Pourquoi c’est un sujet sensible en concubinage
Acheter à deux quand vous n’êtes pas mariés, c’est souvent une décision de vie autant qu’une décision financière. En Suisse, le concubinage ne bénéficie pas d’un cadre légal global qui vous protège automatiquement comme un mariage. En pratique, si rien n’est structuré, c’est le registre foncier, les flux d’argent et les documents signés qui font foi, et ce sont eux qui tranchent en cas de désaccord. Les inquiétudes les plus fréquentes sont très concrètes: « Et si nous nous séparons ? », « Et si l’un de nous doit racheter l’autre ? », « Et si la banque refuse un refinancement parce que la structure est bancale ? ». Ces questions sont encore plus sensibles quand l’un apporte nettement plus, par exemple un héritage, une vente précédente, ou des économies personnelles. Votre objectif en 2026 est simple: sécuriser la répartition de propriété en Suisse, clarifier l’hypothèque en concubinage, et éviter les montages “à l’oral” qui deviennent ingérables au premier imprévu.Répartition de propriété en Suisse: ce que vous achetez vraiment
Quand vous achetez un appartement en PPE, vous n’achetez pas uniquement “votre logement”. Juridiquement, la PPE est une quote-part de copropriété sur l’immeuble, avec un droit exclusif d’utiliser certaines parties (votre appartement). Cette logique de quote-part influence les charges, certains votes et, surtout, ce qui se passe si vous vendez ou si vous vous séparez. Pour une base de compréhension, vous pouvez consulter une explication accessible de la PPE sur UBS Suisse.Deux chiffres à distinguer: quote-part de PPE et répartition entre vous
Beaucoup de couples confondent deux niveaux. D’un côté, il y a la quote-part de PPE liée au lot dans l’immeuble (définie dans l’acte constitutif et au registre foncier). De l’autre, il y a la manière dont vous vous répartissez la propriété du lot entre vous, par exemple 50-50, 60-40 ou 80-20. La première partie dépend du lot. La seconde dépend de votre choix et doit être cohérente avec vos apports et votre stratégie.Pourquoi la répartition “50-50” n’est pas toujours la plus simple
Un 50-50 peut être parfaitement justifié si vous voulez une égalité totale, y compris sur les plus-values.
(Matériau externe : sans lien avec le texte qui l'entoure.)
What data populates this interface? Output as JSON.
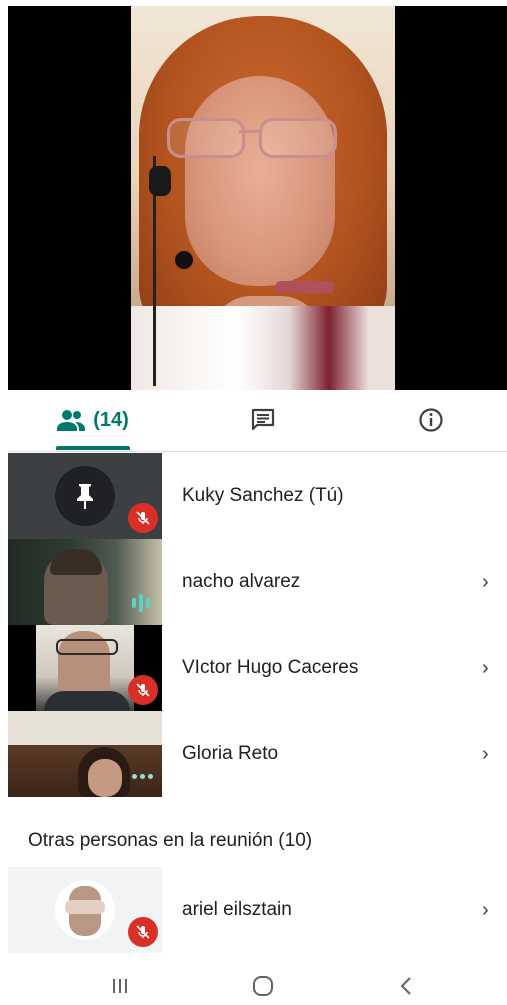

Mais si l’un met un apport initial plus important, le 50-50 crée souvent une tension implicite. Le risque n’est pas seulement émotionnel, il est aussi technique: au moment de revendre, de racheter la part de l’autre, ou de renégocier une hypothèque, vous devez être capables d’expliquer et de documenter comment vous avez équilibré l’effort financier.Apports différents: 3 façons de protéger votre mise
Il n’existe pas une seule “bonne” solution. La bonne structure dépend de votre objectif: équité stricte, sécurité maximale pour celui qui apporte plus, ou simplicité. Dans tous les cas, ce qui vous protège, ce sont des documents clairs, cohérents avec les flux, et compréhensibles par un notaire et une banque.Option 1: adapter la répartition de propriété au niveau des apports
C’est l’approche la plus directe. Si l’un apporte plus, vous pouvez acheter le bien en copropriété avec des parts différentes, par exemple 70-30 ou 60-40. L’idée est d’aligner la “photo” juridique (vos parts) avec la réalité économique (vos apports). Cela simplifie souvent les discussions en cas de revente, car la plus-value suit la clé de répartition, sauf convention contraire. Cette option peut être particulièrement lisible si vous achetez un appartement à Lausanne ou à Genève où la tension du marché impose une préparation rapide. Quand tout est clair dès la signature, vous évitez de devoir “réparer” le montage plus tard, parfois au mauvais moment.Option 2: rester à 50-50, mais formaliser une reconnaissance d’apport
Vous pouvez décider d’être propriétaires à parts égales, tout en protégeant l’apport différent concubinage via une convention écrite. Dans la pratique, cela revient souvent à reconnaître qu’un montant a été avancé par l’un, et à définir comment il est remboursé si vous vendez, si vous vous séparez, ou si l’un rachète l’autre. Cette logique doit être cadrée proprement. Une “convention concubinage immobilier” peut préciser la participation aux charges, la répartition des travaux, et surtout la méthode de calcul au moment de solder les comptes. Dans le canton de Genève, la Chambre des notaires indique qu’il est possible de conclure un contrat de concubinage et même une « convention sur les biens » devant notaire, à adapter à votre situation. Vous pouvez consulter leur page d’information sur la Chambre des notaires de Genève.Option 3: structurer l’effort financier via l’hypothèque et des flux traçables
Parfois, l’apport n’est pas le seul sujet. La différence se joue aussi sur qui paie quoi ensuite: amortissement, intérêts, charges de copropriété, rénovations, ou fonds de rénovation en PPE. Là, ce n’est pas seulement une question de “juste”, c’est une question de preuves. Si vous choisissez une répartition de paiement spécifique, vous avez intérêt à rendre les flux traçables et constants dans le temps, avec des libellés clairs et des justificatifs conservés.Conseil Leedy
Si vous hésitez entre plusieurs montages, ne cherchez pas la perfection théorique. Cherchez un montage qui reste compréhensible par une banque et défendable par un notaire, même sous stress. Un dossier structuré sur Leedy permet de clarifier vos objectifs en amont, puis d’être rappelé par un courtier hypothécaire ou un courtier immobilier qui connaît les usages en Suisse romande.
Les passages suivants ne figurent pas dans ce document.